Composer Couples - Robert and Clara Schumann, and Gustav and Alma Mahler
Recitals are followed by a buffet lunch. Donations to Cathedral funds are gratefully received.
If you are interested in performing for a future recital: please email: cathedralatnoon@gmail.com
This recital presents the fruits of two contrasting relationships. Robert and Clara Schumann respected each other’s musical talents (by the time of her marriage to Robert Schumann in 1840, Clara Schumann had acquired considerable fame as a concert pianist.) Despite Clara’s doubts about her own compositional abilities, Robert encouraged her to compose. The first six songs presented today are taken from Liebesfrühling, published as Robert Schumann’s opus 37. This was a joint project consisting of twelve Rückert settings, to which Clara contributed three songs.
The Mahler’s marriage was very different. Gustav Mahler’s attitude to his wife’s ambition to be a composer contrasts sharply with Schumann’s. He wrote in 1901, shortly before their marriage, and without having heard any of her compositions:
The role of the ‘composer’…is mine; yours is that of the loving partner.
One may speculate that Alma’s resentment at this belittling of her talent may have fuelled her many infidelities.
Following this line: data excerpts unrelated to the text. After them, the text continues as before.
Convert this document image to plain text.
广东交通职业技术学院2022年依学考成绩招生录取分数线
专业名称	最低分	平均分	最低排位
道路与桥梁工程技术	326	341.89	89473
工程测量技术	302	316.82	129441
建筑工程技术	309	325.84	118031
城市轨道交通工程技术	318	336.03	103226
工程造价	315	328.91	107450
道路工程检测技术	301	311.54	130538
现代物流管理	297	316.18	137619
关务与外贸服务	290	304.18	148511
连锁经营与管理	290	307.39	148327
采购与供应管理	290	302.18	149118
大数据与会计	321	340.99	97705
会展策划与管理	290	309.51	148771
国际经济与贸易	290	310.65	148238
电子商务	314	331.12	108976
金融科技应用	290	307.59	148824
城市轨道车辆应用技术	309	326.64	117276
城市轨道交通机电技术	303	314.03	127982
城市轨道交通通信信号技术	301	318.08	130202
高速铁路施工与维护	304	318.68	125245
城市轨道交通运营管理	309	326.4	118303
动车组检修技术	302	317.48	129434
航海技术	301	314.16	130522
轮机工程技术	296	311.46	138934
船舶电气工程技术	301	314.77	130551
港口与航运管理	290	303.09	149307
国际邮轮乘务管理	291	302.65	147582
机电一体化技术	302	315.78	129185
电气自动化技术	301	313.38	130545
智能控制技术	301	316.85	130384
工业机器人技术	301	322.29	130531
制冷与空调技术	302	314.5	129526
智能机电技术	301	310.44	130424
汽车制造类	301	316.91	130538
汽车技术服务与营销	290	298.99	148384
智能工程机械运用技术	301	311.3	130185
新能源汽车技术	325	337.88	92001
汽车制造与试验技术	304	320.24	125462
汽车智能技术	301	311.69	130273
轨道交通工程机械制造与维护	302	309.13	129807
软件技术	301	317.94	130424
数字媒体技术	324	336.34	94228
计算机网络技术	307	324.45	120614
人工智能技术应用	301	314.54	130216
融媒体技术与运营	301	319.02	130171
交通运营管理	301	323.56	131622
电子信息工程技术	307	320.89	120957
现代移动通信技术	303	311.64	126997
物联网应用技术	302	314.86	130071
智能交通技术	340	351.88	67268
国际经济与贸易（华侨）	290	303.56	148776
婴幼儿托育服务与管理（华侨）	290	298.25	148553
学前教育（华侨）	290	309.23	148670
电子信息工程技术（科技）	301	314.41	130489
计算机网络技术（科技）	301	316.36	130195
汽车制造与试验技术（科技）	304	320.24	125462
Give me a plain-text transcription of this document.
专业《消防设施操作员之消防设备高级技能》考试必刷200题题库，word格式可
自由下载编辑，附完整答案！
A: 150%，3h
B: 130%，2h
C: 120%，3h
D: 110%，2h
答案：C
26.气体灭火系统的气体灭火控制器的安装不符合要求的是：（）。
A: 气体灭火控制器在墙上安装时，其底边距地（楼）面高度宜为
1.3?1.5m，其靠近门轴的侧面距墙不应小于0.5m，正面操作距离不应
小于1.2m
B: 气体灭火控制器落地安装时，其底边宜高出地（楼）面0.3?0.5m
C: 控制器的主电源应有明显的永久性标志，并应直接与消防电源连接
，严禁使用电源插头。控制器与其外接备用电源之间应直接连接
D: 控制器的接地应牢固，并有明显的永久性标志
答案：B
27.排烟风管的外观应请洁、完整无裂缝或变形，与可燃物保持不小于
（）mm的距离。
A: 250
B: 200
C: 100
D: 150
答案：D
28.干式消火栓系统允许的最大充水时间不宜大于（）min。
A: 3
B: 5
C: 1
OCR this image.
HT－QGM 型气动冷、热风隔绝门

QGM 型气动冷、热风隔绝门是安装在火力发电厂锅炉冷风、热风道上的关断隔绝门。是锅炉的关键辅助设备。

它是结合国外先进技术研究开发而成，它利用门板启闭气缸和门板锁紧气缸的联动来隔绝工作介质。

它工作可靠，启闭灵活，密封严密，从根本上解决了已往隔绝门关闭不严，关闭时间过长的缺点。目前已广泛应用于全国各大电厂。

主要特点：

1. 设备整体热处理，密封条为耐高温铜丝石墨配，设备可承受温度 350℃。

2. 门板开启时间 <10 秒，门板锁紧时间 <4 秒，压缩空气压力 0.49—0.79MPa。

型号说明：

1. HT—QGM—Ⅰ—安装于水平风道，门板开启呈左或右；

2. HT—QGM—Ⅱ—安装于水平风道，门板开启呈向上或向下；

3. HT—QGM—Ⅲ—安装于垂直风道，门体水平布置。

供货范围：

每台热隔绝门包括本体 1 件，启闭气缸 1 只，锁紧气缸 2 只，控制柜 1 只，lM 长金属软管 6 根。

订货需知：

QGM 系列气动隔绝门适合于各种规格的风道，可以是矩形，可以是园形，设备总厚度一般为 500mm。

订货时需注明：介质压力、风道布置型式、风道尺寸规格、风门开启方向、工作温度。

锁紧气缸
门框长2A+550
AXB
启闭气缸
Gustav relented in 1910, in the last months of his life, when he found some of Alma’s songs, and perhaps in an effort to repair their marital difficulties, helped her to get them published. The two songs presented today were among those ‘discovered’ by Gustav, and reveal a compositional style very different from his.
The recital ends with three of Gustav Mahler’s Rückertlieder, composed in 1901-2. His setting of Liebst du um Schönheit was intended as a wedding present for Alma.